ClawIndex skips all of that. Instead of embedding chunks, we build a structured section index of the full document — headers, hierarchy, and enough context for a model to reason about what belongs where. Instead of cosine similarity, the model reads the index and decides what's relevant. The retrieval step is the reasoning step — one pass, not two.

We're calling this category Reasoning-Native Retrieval (RNR). The retriever isn't a lookup table. It's a reasoner.

Benchmark results

We tested both systems on the HotpotQA distractor validation set — 20 questions requiring multi-hop reasoning across multiple Wikipedia articles. FAISS missed one (the David Beckham / Manchester United multi-hop question). ClawIndex got all 20, with zero hallucinations.

System Hit Rate Hallucinations Avg Latency
ClawIndex (RNR) 100% (20/20) 0 ~4.8s
FAISS 95% (19/20) N/A ~62ms

The tradeoff

ClawIndex runs at ~4.8s per query. FAISS runs in milliseconds. That's a real difference and we're not pretending otherwise. But for async pipelines, batch document processing, compliance workflows, or any use case where a wrong answer costs more than a slow one — that's the right tradeoff.
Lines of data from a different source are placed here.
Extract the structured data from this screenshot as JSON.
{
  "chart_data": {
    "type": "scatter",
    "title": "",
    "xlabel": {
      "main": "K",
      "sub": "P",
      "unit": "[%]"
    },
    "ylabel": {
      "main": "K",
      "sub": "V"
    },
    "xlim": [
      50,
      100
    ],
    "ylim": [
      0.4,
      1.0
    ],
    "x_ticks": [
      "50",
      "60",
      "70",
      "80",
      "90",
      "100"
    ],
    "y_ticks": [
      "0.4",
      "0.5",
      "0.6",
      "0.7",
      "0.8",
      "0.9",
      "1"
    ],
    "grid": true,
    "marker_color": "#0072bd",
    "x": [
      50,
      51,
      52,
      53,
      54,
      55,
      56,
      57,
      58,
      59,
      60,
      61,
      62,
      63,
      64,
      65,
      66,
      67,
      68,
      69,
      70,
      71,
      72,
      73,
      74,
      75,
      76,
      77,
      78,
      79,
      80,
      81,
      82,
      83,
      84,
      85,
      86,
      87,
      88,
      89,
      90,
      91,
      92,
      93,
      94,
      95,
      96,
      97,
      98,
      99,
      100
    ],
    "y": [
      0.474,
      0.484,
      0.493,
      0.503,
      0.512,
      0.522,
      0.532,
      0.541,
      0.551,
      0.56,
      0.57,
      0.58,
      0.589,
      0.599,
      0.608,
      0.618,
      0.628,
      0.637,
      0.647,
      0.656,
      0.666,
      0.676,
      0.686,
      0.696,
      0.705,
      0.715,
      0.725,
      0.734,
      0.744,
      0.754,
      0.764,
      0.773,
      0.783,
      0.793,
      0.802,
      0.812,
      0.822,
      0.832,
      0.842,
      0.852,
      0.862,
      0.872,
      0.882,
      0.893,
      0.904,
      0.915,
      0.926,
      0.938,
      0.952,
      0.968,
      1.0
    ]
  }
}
Real-time chat is the one use case where FAISS wins on latency. Every other use case is a conversation.

No embeddings. No vector DB. No cosine similarity. No chunking. Just a model and a structured index. We think this changes something.

What's next

A 100-question stress test is underway. After that: temporal awareness (RNR + staleness scoring), confidence propagation, and a multi-agent memory layer where the reasoner queries across multiple indexes simultaneously. Results will be posted here.